Ratu dapat mendengar Hembusan nafas kasar dari sahabatnya.
"Yaudah iya, halo, Ratu? Kenapa? Ada apa, Rat?" ucap Hening yang sengaja dilembut-lembutkan.

"Nah gitu kek.."

"Hem, yaudah cepetan!" desak Hening lagi.

"Lo lagi ngapain sih kok kayak mau buru-buru banget telponan sama gue?"

"Ratu, kamu dokter kan? Harusnya kamu tahu berapa bahayanya radiasi handphone kalau terlalu lama menempel di telinga. Radiasi dari ponsel itu bisa menganggu saraf dan otak kita, selain itu juga Bisa bikin telinga kita panas dan sakit. Saya gak mau ngambil resiko kalau terlalu lama telfonan." Hening si perfeksionis kembali lagi. Huh, Ratu malas dengan sisi Hening yang terlalu kaku ini.

"Gue mau curhat," kata Ratu yang sekarang masuk ke salah satu supermarket.

"Ada masalah?" tanya Ratu yang kini suaranya mulai melembut, khas sahabat sekali.

"Ya.. gitudeh." Tangan Ratu mulai memasukkan satu persatu cemilan sementara ponselnya sudah di jepitkan ke telinganya.

"Masalah apa kali ini?" tanya Ratu yang masih setia berdiri di tepi jalan.

"Biasalah,Hen.
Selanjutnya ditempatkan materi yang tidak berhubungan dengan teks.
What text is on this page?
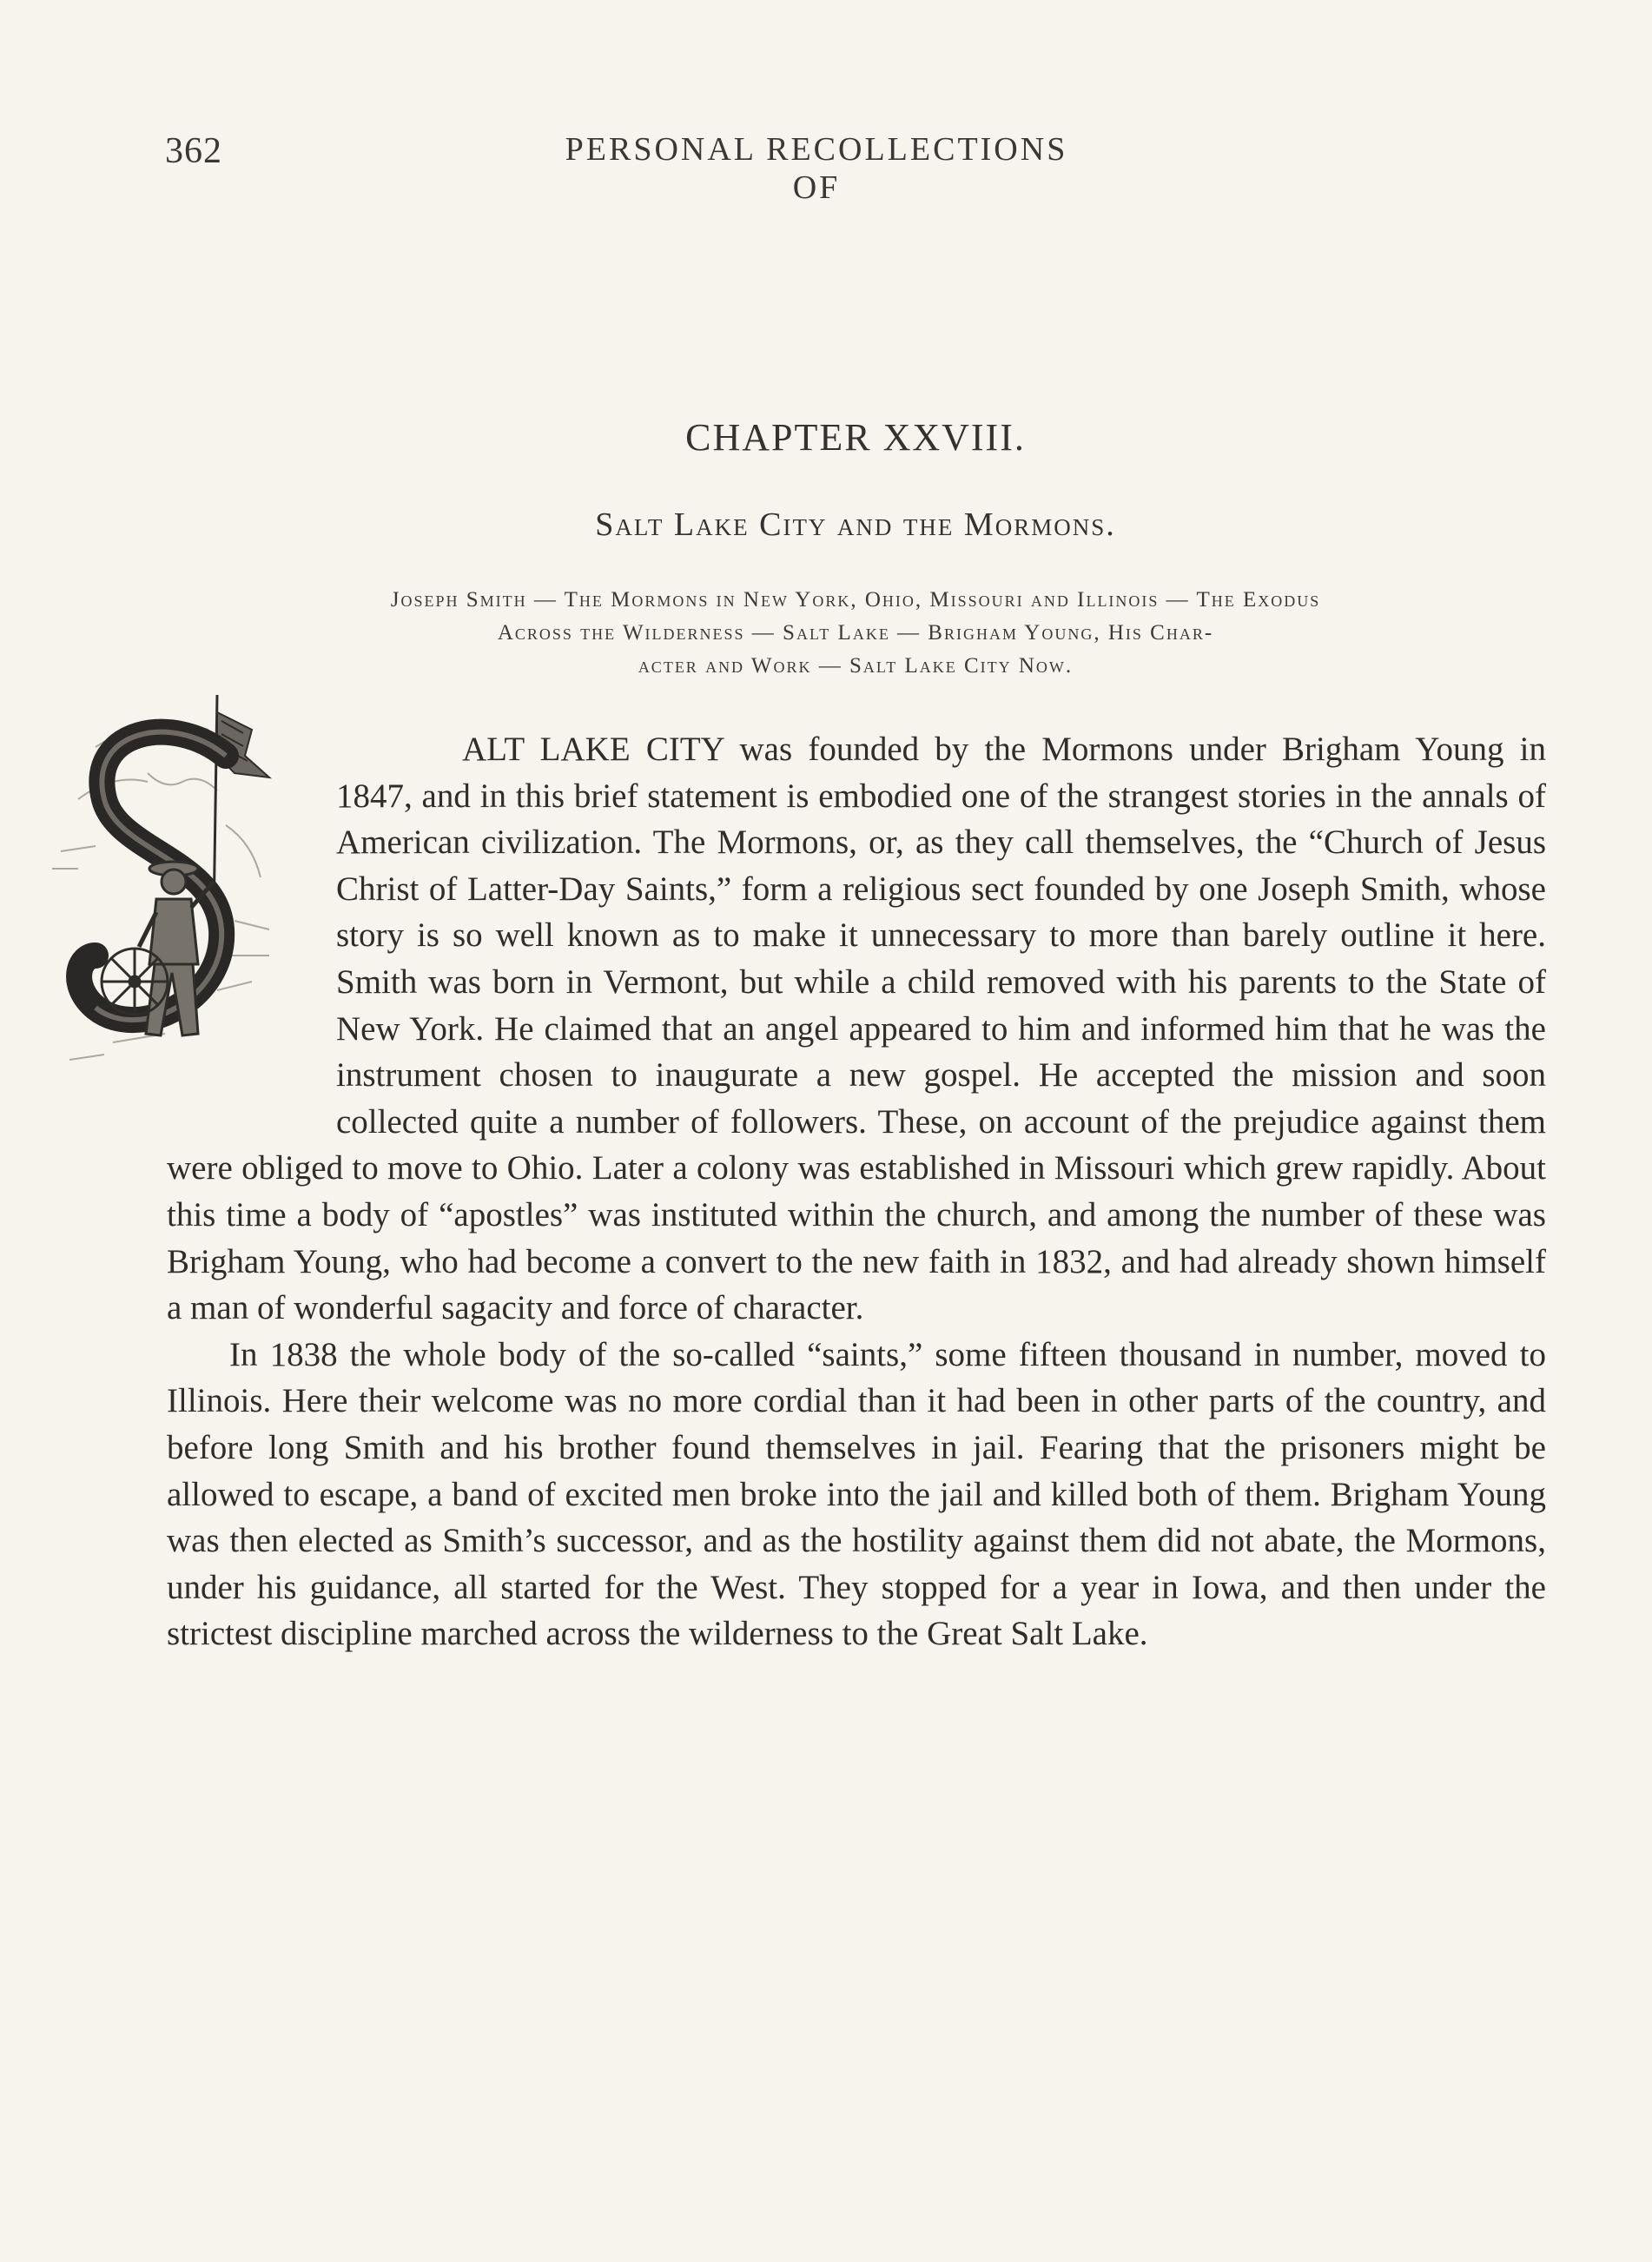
362	PERSONAL RECOLLECTIONS OF
CHAPTER XXVIII.
Salt Lake City and the Mormons.
Joseph Smith — The Mormons in New York, Ohio, Missouri and Illinois — The Exodus
Across the Wilderness — Salt Lake — Brigham Young, His Char-
acter and Work — Salt Lake City Now.

ALT LAKE CITY was founded by the Mormons under Brigham Young in 1847, and in this brief statement is embodied one of the strangest stories in the annals of American civilization. The Mormons, or, as they call themselves, the “Church of Jesus Christ of Latter-Day Saints,” form a religious sect founded by one Joseph Smith, whose story is so well known as to make it unnecessary to more than barely outline it here. Smith was born in Vermont, but while a child removed with his parents to the State of New York. He claimed that an angel appeared to him and informed him that he was the instrument chosen to inaugurate a new gospel. He accepted the mission and soon collected quite a number of followers. These, on account of the prejudice against them were obliged to move to Ohio. Later a colony was established in Missouri which grew rapidly. About this time a body of “apostles” was instituted within the church, and among the number of these was Brigham Young, who had become a convert to the new faith in 1832, and had already shown himself a man of wonderful sagacity and force of character.

In 1838 the whole body of the so-called “saints,” some fifteen thousand in number, moved to Illinois. Here their welcome was no more cordial than it had been in other parts of the country, and before long Smith and his brother found themselves in jail. Fearing that the prisoners might be allowed to escape, a band of excited men broke into the jail and killed both of them. Brigham Young was then elected as Smith’s successor, and as the hostility against them did not abate, the Mormons, under his guidance, all started for the West. They stopped for a year in Iowa, and then under the strictest discipline marched across the wilderness to the Great Salt Lake.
Gue bisa ketemu sama Lo nanti gak? Gue butuh lo," sekarang Ratu sedang memilih mie yang hendak ia beli.

"Kamu kayak sama siapa aja, Rat. Jadi kamu mau ketemuan kapan?"

"Nanti siang, bisa?"

"Okey.. mau dimana?"

"Cabana Night."

" Jangan bilang Lo disana sekarang ? Lo sekarang di mana?!" Ratu dapat mendengar suara panik Hening dari sini.

"Supermarket. Lo tenang saja, Hen. Gue gak bakal ke sana sendirian kok." kata Ratu sembari tertawa pelan.

"Gue mau healing dulu, biasa. Nge-mie. Oh ya jangan lupa jemput si Ari, Hen! Bye bye sayangg!!!" Lanjutnya memutuskan panggilan tanpa mendengar jawaban Hening di sana.

Sementara di sana Hening sudah mencak-mencak gak jelas. Bisa-bisanya Ratu memanggilnya dengan panggilan menjijikan itu.. ihhh Hening geli sendiri dibuatnya. Dasar Ratu!

"Males banget harus jemput si bocil," dumel Hening sendiri.